Good ad copy is 90% about understanding the customer and 10% about technique. Most copy templates fail because they skip the understanding part. Here is the framework we use.
The 4-step framework
1. Diagnose the customer pain
Read 100 product reviews of your brand and 3 competitors. Pull out the specific emotional pains and outcomes customers describe. Don't paraphrase, use their actual words. This is 70% of the work.
2. Match the pain to benefit
For each pain point, write the specific outcome your product delivers. Not features (specs, ingredients), outcomes (how life changes). "40-hour battery" is a feature. "Never think about charging" is a benefit.
3. Open with the hook
First 5 words determine whether they read the rest. Hooks that work: POV statements, contrarian takes, specific numbers, named transformations. Hooks that fail: generic questions, superlatives, "Introducing our new."
4. End with a single action
One CTA, not three. Specific, not vague. "Shop the Sale" beats "Learn More." "See why 10,000 chose us" beats "Get Started." (See Google's SEO Starter Guidefor the official documentation.)
Common mistakes
- →Writing for yourself (your brand team) instead of the customer.

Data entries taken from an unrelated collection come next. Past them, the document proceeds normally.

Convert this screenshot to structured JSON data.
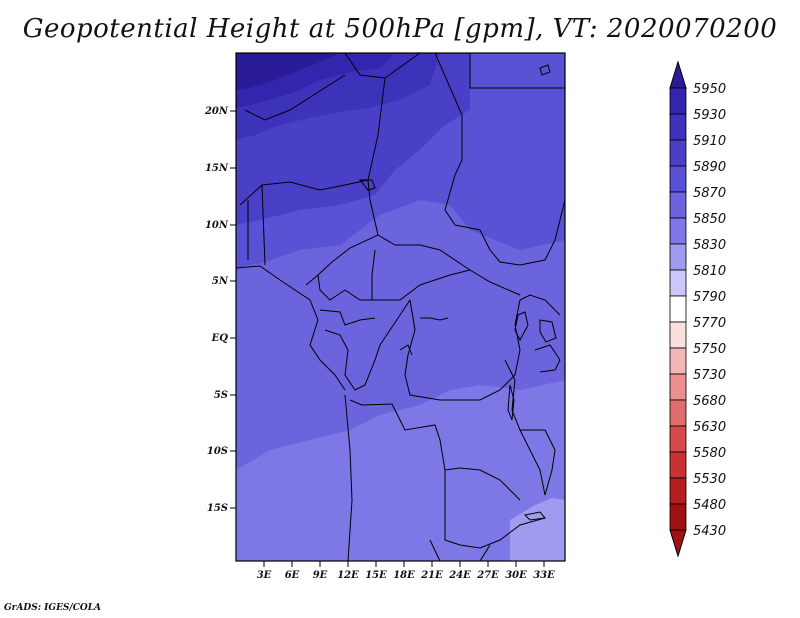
{
  "title": "Geopotential Height at 500hPa [gpm], VT: 2020070200",
  "credit": "GrADS: IGES/COLA",
  "y_labels": [
    "20N",
    "15N",
    "10N",
    "5N",
    "EQ",
    "5S",
    "10S",
    "15S"
  ],
  "x_labels": [
    "3E",
    "6E",
    "9E",
    "12E",
    "15E",
    "18E",
    "21E",
    "24E",
    "27E",
    "30E",
    "33E"
  ],
  "colorbar": {
    "labels": [
      "5950",
      "5930",
      "5910",
      "5890",
      "5870",
      "5850",
      "5830",
      "5810",
      "5790",
      "5770",
      "5750",
      "5730",
      "5680",
      "5630",
      "5580",
      "5530",
      "5480",
      "5430"
    ],
    "colors": [
      "#2a1c97",
      "#3325ad",
      "#3d33bb",
      "#4a40c8",
      "#5a52d4",
      "#6b64dd",
      "#7d78e6",
      "#9f9cf0",
      "#c9c8f8",
      "#ffffff",
      "#fbdede",
      "#f4b5b5",
      "#eb9090",
      "#e06d6d",
      "#d44a4a",
      "#c83232",
      "#b51e1e",
      "#a01212"
    ]
  },
  "palette": {
    "dark": "#2a1c97",
    "band1": "#3325ad",
    "band2": "#3d33bb",
    "band3": "#4a40c8",
    "band4": "#5a52d4",
    "band5": "#6b64dd",
    "band6": "#7d78e6",
    "light": "#9f9cf0"
  }
}
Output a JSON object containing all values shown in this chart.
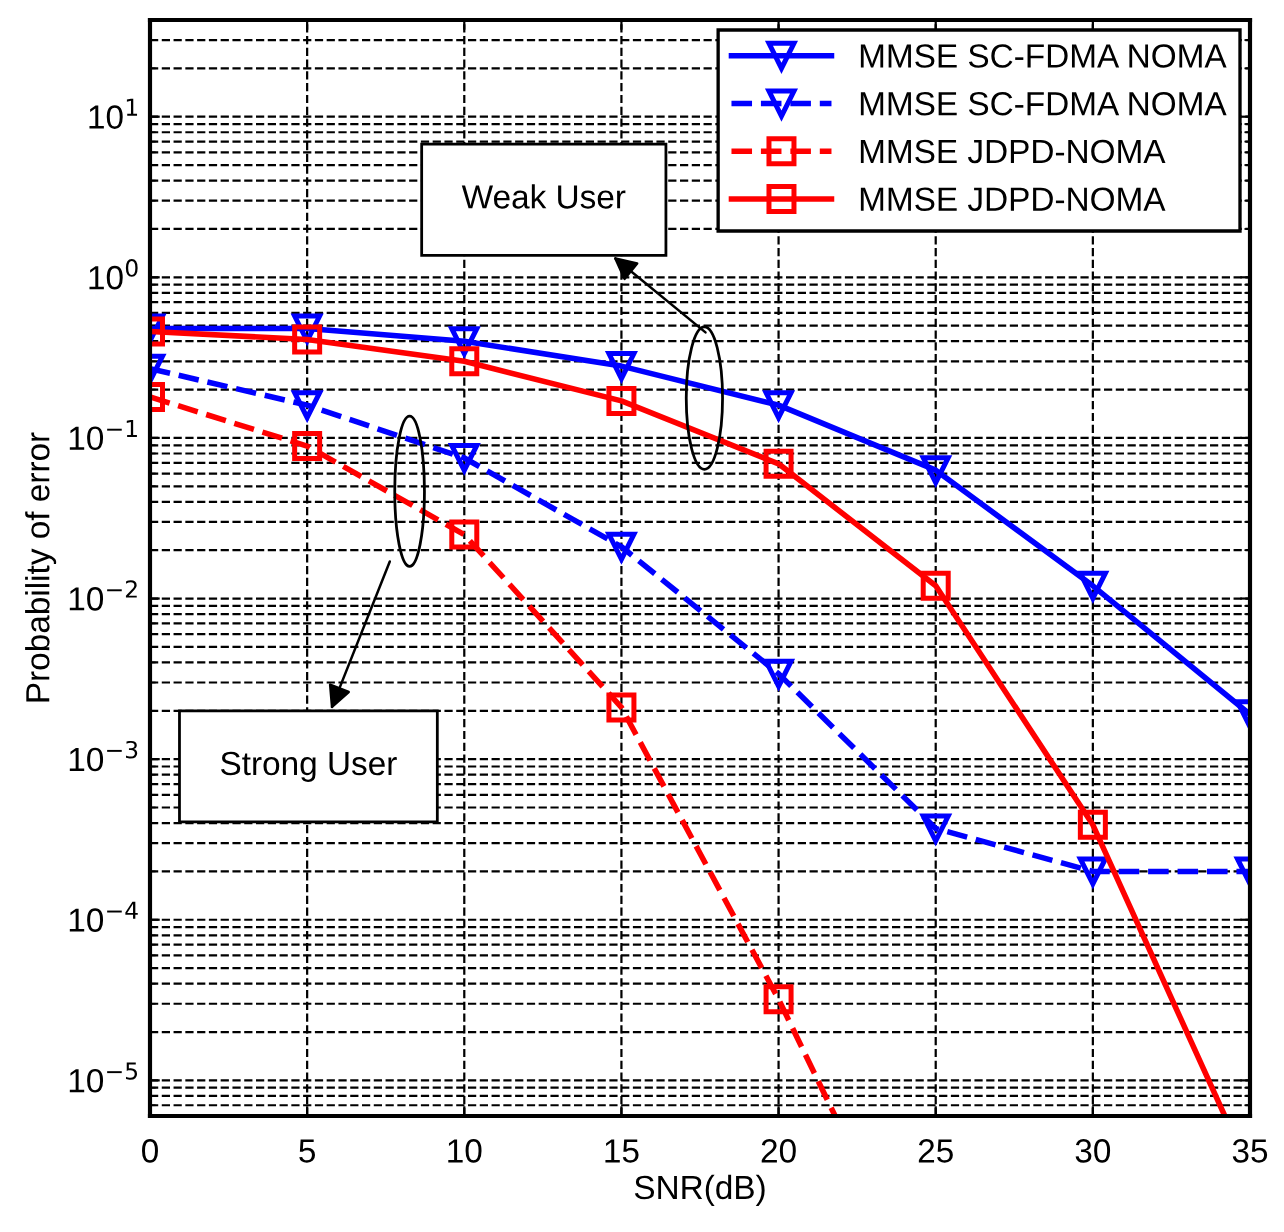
{
  "chart_data": {
    "type": "line",
    "xlabel": "SNR(dB)",
    "ylabel": "Probability of error",
    "log": "y",
    "grid": true,
    "legend": "top right",
    "xlim": [
      0,
      35
    ],
    "xticks": [
      0,
      5,
      10,
      15,
      20,
      25,
      30,
      35
    ],
    "ylim": [
      6e-06,
      40
    ],
    "yticks": [
      {
        "value": 1e-05,
        "label": "10$^{−5}$"
      },
      {
        "value": 0.0001,
        "label": "10$^{−4}$"
      },
      {
        "value": 0.001,
        "label": "10$^{−3}$"
      },
      {
        "value": 0.01,
        "label": "10$^{−2}$"
      },
      {
        "value": 0.1,
        "label": "10$^{−1}$"
      },
      {
        "value": 1,
        "label": "10$^{0}$"
      },
      {
        "value": 10,
        "label": "10$^{1}$"
      }
    ],
    "x": [
      0,
      5,
      10,
      15,
      20,
      25,
      30,
      35
    ],
    "series": [
      {
        "name": "MMSE SC-FDMA NOMA",
        "color": "#0000ff",
        "marker": "triangle",
        "line_style": "solid",
        "values": [
          0.48,
          0.48,
          0.4,
          0.28,
          0.16,
          0.063,
          0.012,
          0.0019
        ]
      },
      {
        "name": "MMSE SC-FDMA NOMA",
        "color": "#0000ff",
        "marker": "triangle",
        "line_style": "dashed",
        "values": [
          0.27,
          0.16,
          0.075,
          0.021,
          0.0034,
          0.00037,
          0.0002,
          0.0002
        ]
      },
      {
        "name": "MMSE JDPD-NOMA",
        "color": "#ff0000",
        "marker": "square",
        "line_style": "dashed",
        "x": [
          0,
          5,
          10,
          15,
          20,
          21.8
        ],
        "values": [
          0.18,
          0.089,
          0.025,
          0.0021,
          3.2e-05,
          6e-06
        ]
      },
      {
        "name": "MMSE JDPD-NOMA",
        "color": "#ff0000",
        "marker": "square",
        "line_style": "solid",
        "x": [
          0,
          5,
          10,
          15,
          20,
          25,
          30,
          34.2
        ],
        "values": [
          0.46,
          0.41,
          0.3,
          0.17,
          0.069,
          0.012,
          0.00039,
          6e-06
        ]
      }
    ],
    "annotations": [
      "Weak User",
      "Strong User"
    ]
  }
}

- →Listing features without translating to outcomes.
- →Three different CTAs competing for attention.
- →Jargon only insiders understand.
- →Opening with "Introducing" or "Announcing", dead formats.
Testing velocity
Write 5-8 hooks per concept, not 1. Test all of them in separate ads. Winning hooks often surprise you, the one you liked least frequently wins. Let data pick, not taste.